To find a hotspot to connect to, the first thing you'll need to do is to enable Wi-Fi on your device. It'll give you a list of available Wi-Fi networks - look for the 'open' ones that let you connect without a password. They'll usually be from BT, O2, The Cloud, Virgin Media, or the name of the place you're in ('McDonald's Wi-Fi,' for instance). Select one, and it'll usually take you to a landing page on your browser, where you can either sign in or just click to connect. Et voila, you're online.
It doesn't matter if you're using a smartphone, laptop, tablet, or even a handheld game console - so long as it's Wi-Fi-enabled, you can get online in public.
Where can I find public Wi-Fi hotspots?
If you're a BT broadband (www.bt.com) or BT Mobile customer, you're lucky enough to have free access to BT's various Wi-Fi hotspots around the country. Everyone else can use them too, though it'll come at a cost, with allowances ranging from one hour to a whole year's unlimited usage. And once you've subscribed from one hotspot, you can carry on connecting from other ones too.
BT Wi-Fi can be found in shopping centres, Hilton hotels, Starbucks, John Lewis, motorway service stations, and old payphones that BT have converted. With 5 million of them scattered around, most of the country is covered.

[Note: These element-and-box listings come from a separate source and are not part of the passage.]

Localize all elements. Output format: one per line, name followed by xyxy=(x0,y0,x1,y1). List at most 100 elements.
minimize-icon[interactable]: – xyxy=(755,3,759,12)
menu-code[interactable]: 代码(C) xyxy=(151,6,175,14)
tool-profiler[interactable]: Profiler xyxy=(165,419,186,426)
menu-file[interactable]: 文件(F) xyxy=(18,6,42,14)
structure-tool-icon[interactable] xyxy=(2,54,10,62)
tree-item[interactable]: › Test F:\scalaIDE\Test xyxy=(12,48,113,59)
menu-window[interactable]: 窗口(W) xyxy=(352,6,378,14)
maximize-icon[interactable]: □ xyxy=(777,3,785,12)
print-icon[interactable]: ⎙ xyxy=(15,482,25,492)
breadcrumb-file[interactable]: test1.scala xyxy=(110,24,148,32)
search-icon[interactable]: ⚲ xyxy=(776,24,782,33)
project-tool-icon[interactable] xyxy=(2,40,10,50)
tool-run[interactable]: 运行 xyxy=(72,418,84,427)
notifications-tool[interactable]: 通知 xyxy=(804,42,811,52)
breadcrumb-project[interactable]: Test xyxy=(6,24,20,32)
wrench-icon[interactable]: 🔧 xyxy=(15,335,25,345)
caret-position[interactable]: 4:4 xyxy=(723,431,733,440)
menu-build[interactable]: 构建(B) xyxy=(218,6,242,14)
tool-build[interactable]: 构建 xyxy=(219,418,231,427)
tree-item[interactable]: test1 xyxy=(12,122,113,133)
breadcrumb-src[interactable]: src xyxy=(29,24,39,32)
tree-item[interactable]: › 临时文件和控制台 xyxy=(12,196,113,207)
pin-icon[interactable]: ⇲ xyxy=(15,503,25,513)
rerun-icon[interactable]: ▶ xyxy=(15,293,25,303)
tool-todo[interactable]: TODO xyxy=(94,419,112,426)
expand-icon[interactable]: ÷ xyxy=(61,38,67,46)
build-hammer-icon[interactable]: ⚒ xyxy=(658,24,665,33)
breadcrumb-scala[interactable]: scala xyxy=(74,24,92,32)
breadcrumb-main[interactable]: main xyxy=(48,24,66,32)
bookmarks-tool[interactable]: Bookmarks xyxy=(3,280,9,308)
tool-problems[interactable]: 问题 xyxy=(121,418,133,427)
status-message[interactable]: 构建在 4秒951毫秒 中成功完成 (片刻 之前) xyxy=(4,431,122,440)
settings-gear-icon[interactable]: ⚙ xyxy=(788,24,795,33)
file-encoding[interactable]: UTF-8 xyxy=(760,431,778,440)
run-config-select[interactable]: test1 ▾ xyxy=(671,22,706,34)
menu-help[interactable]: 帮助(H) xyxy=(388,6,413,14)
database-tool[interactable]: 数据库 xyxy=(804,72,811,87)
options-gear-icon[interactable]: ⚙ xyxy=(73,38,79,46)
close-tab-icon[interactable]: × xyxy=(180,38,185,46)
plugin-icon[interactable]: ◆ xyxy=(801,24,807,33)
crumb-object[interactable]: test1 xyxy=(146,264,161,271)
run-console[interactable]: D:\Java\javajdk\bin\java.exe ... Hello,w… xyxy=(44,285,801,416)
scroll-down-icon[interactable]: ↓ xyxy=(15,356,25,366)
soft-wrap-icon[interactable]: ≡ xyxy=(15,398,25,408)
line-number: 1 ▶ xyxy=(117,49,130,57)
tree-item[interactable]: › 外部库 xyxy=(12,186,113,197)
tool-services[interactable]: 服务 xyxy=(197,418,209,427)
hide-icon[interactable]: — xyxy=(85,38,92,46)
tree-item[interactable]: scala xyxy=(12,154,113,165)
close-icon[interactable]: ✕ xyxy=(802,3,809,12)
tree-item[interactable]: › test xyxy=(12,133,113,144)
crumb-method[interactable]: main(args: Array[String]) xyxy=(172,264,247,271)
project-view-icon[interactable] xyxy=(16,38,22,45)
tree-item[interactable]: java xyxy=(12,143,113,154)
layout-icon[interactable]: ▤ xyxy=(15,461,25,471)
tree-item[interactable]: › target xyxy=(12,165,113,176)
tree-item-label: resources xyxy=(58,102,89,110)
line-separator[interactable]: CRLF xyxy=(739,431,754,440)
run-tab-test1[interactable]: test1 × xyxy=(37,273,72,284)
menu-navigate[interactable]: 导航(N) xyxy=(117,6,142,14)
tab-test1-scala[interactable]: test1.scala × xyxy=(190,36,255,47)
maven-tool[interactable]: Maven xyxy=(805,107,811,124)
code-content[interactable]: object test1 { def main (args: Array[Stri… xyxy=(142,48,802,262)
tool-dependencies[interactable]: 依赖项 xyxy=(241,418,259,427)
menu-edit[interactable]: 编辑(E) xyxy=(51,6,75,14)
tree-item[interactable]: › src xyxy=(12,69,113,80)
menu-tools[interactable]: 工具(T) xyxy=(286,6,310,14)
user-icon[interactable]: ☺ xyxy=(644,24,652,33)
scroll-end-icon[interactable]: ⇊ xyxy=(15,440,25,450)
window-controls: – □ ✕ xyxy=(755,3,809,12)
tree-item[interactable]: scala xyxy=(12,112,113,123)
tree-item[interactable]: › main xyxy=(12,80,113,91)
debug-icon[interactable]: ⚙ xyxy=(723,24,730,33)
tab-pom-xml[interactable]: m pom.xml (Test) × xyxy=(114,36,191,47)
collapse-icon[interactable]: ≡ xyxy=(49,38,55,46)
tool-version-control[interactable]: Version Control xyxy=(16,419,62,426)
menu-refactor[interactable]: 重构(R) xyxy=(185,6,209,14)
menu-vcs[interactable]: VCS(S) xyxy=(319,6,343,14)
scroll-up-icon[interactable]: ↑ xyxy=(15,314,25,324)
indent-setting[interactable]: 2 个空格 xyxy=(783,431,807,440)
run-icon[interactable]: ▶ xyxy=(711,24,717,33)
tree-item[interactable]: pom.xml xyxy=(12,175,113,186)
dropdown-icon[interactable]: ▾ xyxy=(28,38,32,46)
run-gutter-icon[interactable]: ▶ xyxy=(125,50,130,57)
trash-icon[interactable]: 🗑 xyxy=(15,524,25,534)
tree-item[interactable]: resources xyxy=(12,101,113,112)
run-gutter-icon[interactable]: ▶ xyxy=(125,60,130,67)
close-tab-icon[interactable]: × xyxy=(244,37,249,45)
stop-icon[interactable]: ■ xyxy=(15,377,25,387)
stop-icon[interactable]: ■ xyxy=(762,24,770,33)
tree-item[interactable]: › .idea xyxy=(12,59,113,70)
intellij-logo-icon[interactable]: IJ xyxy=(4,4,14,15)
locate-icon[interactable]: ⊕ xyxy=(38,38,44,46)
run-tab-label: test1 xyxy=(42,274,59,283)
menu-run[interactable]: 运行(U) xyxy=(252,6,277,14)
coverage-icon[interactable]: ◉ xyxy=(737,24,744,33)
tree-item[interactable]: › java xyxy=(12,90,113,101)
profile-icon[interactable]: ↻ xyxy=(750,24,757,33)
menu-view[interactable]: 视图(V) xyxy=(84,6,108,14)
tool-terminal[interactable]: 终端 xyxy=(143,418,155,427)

It also includes access to the Fon network internationally, which BT is a part of, so you can connect to one of nine million hotspots worldwide when you're abroad.
Wi-Fi hotspots from O2 are, wonderfully, free for everyone - albeit with a 10GB monthly download limit if you don't have an O2 phone or mobile broadband. You'll find them in places like McDonald's, Costa Coffee, Café Rouge, Debenhams, All Bar One, and various pubs.
O2 mobile customers can also use Wi-Fi from Virgin Media in London tube stations.
Public Wi-Fi from Sky (www.sky.com), also known as The Cloud, gives Sky broadband customers free unlimited access. For non-customers, access varies from venue to venue. Some will just let you connect for free, some give you a time limit, and some will charge you. Either way, you'll have unlimited downloads once you're online.
Sky Wi-Fi and The Cloud are found in places including Wetherspoon pubs, Caffe Nero, Eat, M&S, Pret a Manger, train stations, and the London Overground.
Virgin Media Wi-Fi
Virgin Media (www.virginmedia.com) hosts Wi-Fi hotspots in places like coffee shops and libraries - and, notably, in around 150 London Underground stations. Access to these is free for customers of Virgin Media broadband, Virgin Mobile, EE, Vodafone, O2, and Three. Non-customers can still get online for a small cost.
If you have an Android or iPhone on Virgin Mobile, you can also download Virgin Media's WiFi Buddy app, which automatically signs you in to all kinds of Wi-Fi hotspots.